Another technique in hernia surgery for a diaphragmatic hernia is gastropexy, also called fundopexy. Here, the stomach is moved into its normal position in the course of the hernia surgery and sutured to the anterior abdominal wall so that it is no longer able to shift. In the third technique in hernia surgery for diaphragmatic hernia, hiatoplasty (also called hiatal narrowing), the gap in the diaphragm is simply sutured more tightly. The edges of the gap in the diaphragm are then rejoined using special sutures. If required, another synthetic mesh is attached to these sutures, which is intended to reduce the risk of a renewed rupture.
Depending on the anesthetic type and the surgical technique, patients can stand up immediately following hernia surgery or after an adequate rest period. Longer periods of bed rest are unnecessary following hernia surgery and should be avoided due to the risk of thrombosis with subsequent embolism. No pain should appear in the first hours after hernia surgery since, both for surgery under general anesthesia and under local anesthesia; the surgical site is routinely locally numbed. Mild pain medication can be used for pain appearing later after the hernia surgery.
The first dressing change takes place on the second or third day after the hernia surgery.

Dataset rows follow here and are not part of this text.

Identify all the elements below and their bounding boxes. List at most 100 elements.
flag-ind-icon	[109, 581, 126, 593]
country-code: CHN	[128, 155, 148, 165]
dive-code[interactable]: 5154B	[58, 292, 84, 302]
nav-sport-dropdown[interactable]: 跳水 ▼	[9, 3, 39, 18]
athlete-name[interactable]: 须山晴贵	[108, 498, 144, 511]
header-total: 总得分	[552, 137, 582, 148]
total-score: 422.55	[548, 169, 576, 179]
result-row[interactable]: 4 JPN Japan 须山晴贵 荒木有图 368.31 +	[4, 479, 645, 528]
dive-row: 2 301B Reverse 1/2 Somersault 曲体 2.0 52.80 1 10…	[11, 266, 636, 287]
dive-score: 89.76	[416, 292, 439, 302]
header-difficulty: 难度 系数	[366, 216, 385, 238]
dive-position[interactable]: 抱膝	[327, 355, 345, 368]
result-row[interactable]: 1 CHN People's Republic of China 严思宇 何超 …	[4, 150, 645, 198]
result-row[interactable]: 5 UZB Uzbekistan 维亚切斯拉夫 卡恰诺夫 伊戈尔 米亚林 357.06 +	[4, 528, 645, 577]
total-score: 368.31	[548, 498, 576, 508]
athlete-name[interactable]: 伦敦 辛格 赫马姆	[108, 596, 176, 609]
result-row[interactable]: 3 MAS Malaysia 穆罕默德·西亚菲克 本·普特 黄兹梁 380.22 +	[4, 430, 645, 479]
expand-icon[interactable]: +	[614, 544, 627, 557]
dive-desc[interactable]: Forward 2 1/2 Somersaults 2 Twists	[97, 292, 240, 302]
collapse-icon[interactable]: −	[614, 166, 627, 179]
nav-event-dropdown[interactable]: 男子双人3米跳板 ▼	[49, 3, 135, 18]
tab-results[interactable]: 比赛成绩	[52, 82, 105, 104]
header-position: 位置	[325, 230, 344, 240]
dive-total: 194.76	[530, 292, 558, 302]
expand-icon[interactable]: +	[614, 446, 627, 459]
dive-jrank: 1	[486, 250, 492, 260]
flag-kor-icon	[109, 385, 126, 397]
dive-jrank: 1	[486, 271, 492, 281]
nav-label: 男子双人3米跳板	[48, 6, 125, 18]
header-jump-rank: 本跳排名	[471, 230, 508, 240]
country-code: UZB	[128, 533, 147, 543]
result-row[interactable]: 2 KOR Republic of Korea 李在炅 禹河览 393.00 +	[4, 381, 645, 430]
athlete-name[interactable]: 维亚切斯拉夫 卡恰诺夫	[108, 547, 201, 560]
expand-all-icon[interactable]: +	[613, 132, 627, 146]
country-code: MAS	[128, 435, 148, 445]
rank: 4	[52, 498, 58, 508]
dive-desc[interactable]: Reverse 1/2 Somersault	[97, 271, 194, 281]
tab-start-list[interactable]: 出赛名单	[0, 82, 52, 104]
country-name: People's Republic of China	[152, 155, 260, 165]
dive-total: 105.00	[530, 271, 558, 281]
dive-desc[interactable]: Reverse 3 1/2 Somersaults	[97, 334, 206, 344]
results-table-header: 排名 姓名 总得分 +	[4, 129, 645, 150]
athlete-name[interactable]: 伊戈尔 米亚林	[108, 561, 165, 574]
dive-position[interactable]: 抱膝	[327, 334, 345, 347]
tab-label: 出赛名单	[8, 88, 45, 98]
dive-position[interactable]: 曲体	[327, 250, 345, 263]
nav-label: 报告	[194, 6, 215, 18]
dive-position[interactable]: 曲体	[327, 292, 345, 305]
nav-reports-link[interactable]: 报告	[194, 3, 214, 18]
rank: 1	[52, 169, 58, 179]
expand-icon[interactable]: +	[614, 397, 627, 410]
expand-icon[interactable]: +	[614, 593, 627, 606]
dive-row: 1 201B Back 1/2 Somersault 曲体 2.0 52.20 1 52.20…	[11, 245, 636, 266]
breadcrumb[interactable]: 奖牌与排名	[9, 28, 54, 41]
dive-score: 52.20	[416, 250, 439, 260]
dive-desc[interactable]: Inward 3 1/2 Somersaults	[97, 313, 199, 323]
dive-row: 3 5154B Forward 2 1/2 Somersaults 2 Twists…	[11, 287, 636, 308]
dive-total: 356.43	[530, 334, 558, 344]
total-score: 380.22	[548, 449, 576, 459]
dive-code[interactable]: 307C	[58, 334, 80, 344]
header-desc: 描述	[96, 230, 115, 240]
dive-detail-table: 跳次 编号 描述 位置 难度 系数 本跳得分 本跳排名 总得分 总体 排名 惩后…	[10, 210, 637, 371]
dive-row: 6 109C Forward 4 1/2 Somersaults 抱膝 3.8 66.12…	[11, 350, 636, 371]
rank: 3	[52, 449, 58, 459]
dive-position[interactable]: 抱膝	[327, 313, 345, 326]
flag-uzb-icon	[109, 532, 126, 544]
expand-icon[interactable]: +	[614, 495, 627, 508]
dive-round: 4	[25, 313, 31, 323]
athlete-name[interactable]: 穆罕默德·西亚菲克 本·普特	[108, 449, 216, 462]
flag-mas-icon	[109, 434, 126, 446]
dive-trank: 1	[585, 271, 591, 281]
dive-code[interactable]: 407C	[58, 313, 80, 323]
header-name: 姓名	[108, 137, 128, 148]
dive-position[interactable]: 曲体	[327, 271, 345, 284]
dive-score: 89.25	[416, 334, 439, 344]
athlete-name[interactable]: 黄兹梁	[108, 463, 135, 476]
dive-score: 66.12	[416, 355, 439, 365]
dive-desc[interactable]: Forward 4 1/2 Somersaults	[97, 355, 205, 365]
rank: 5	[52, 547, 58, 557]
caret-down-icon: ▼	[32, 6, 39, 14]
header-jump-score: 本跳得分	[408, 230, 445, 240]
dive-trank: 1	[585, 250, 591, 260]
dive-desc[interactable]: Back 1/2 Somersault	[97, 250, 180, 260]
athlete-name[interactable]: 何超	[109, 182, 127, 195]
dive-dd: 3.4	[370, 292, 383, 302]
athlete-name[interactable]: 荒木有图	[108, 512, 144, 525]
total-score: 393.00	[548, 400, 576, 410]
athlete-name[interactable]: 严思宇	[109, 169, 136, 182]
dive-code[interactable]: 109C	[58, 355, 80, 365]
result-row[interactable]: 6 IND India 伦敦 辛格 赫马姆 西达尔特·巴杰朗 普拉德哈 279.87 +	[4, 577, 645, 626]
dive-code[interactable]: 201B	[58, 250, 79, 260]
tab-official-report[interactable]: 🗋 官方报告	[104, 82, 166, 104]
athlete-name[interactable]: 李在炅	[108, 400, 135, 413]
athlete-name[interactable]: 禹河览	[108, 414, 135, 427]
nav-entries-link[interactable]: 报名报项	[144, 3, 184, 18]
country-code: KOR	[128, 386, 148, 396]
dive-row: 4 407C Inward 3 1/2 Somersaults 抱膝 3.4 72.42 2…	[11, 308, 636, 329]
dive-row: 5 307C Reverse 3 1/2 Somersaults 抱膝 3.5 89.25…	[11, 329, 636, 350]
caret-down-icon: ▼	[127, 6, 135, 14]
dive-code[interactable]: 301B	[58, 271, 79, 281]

Depending on the occupational stress, working capacity is restored two to three weeks after the hernia surgery. Athletic activities should only be recommenced three to four weeks following the hernia surgery. Lifting heavy objects over ten kilograms should be avoided for approximately two to six months after the hernia surgery. Sometimes, the success of the surgery is checked in a further examination following the hernia surgery, such as by means a fresh x-ray examination with contrast medium for a diaphragmatic hernia.
Together with the general complications applicable to all surgery such as hemorrhage, infection, thromboses and the risk of an embolism, swelling at the surgical site, caused by the bruising or edema in the tissues, are relatively frequent for hernia surgery. As a rule, however, these disappear again shortly after the hernia surgery. Mild pain or sensory disorders may also appear in the area of the surgery after the hernia surgery, but also disappear again, as a rule.
Surgery in close proximity to the intestine, the bladder, blood vessels and nerves always carries a potential risk to these structures. Damage to the great vessels in the course of hernia surgery, however, is extremely rare. The rupture may recur in the same location following all hernia surgery techniques, but is more rare with the use of synthetic mesh. Hardening and contraction in the area of the synthetic mesh are extremely rare in the context of hernia surgery; allergy to and rejection of the synthetic mesh are practically never found.